Un appel interjeté devant la Cour d’appel fédérale a été rejeté (voir Sowa c. R., 2015 D.T.C. 5052. [Il convient de noter que l’orthographe du nom de l’appelante devant la Cour d’appel fédérale est différente de celle devant la Cour canadienne de l’impôt]. Je suis moi-même arrivé à la même conclusion dans la décision Bope c. R., 2015 CCI 120. Dans Bope, j’étais d’accord avec le juge Miller dans Sowah pour dire que l’exigence concernant l’endroit ou le lieu de délivrance du reçu était une exigence distincte de l’adresse de l’organisme consignée auprès du ministre.
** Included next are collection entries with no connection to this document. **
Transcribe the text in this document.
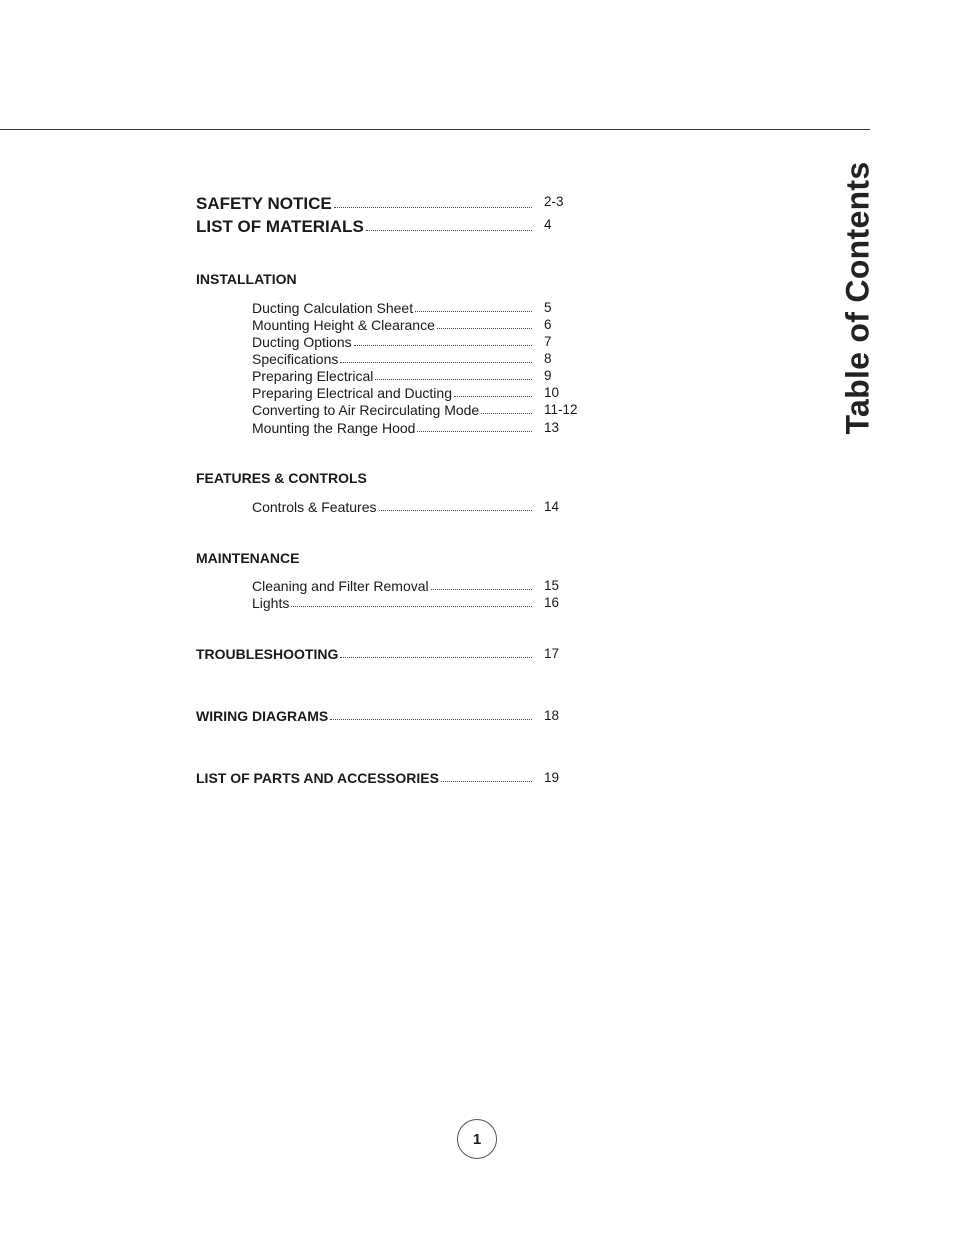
Table of Contents
SAFETY NOTICE	2-3
LIST OF MATERIALS	4
INSTALLATION
Ducting Calculation Sheet	5
Mounting Height & Clearance	6
Ducting Options	7
Specifications	8
Preparing Electrical	9
Preparing Electrical and Ducting	10
Converting to Air Recirculating Mode	11-12
Mounting the Range Hood	13
FEATURES & CONTROLS
Controls & Features	14
MAINTENANCE
Cleaning and Filter Removal	15
Lights	16
TROUBLESHOOTING	17
WIRING DIAGRAMS	18
LIST OF PARTS AND ACCESSORIES	19
1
Le reçu devrait clairement indiquer l’endroit où il a été délivré, puisque l’adresse de l’organisme peut être différente du lieu de délivrance du reçu.

  • [22] Je souscris à la position du ministre. Les reçus examinés en l’espèce doivent indiquer non seulement l’adresse de l’organisme consignée auprès du ministre, comme l’exige l’alinéa 3501(1)a) du Règlement, mais également le lieu ou l’endroit où les reçus ont été délivrés, comme l’exige l’alinéa 3501(1)d) du Règlement). Ces exigences peuvent être techniques, mais elles sont obligatoires. Conformément à ce que j’ai dit dans Bope, le reçu devrait clairement indiquer le lieu ou l’endroit où le reçu a été délivré en plus de l’adresse de l’organisme. Les reçus en l’espèce ne le font pas. L’appelant allègue que l’adresse de l’organisme est identique au lieu où les reçus ont été délivrés. Peut-être que c’est vrai, mais nous ne pouvons pas présumer que c’est le cas – s’ils sont identiques, cela devrait alors être indiqué sur les reçus. Cet élément seul suffit pour rejeter l’appel de l’appelant en ce qui concerne les dons de bienfaisance.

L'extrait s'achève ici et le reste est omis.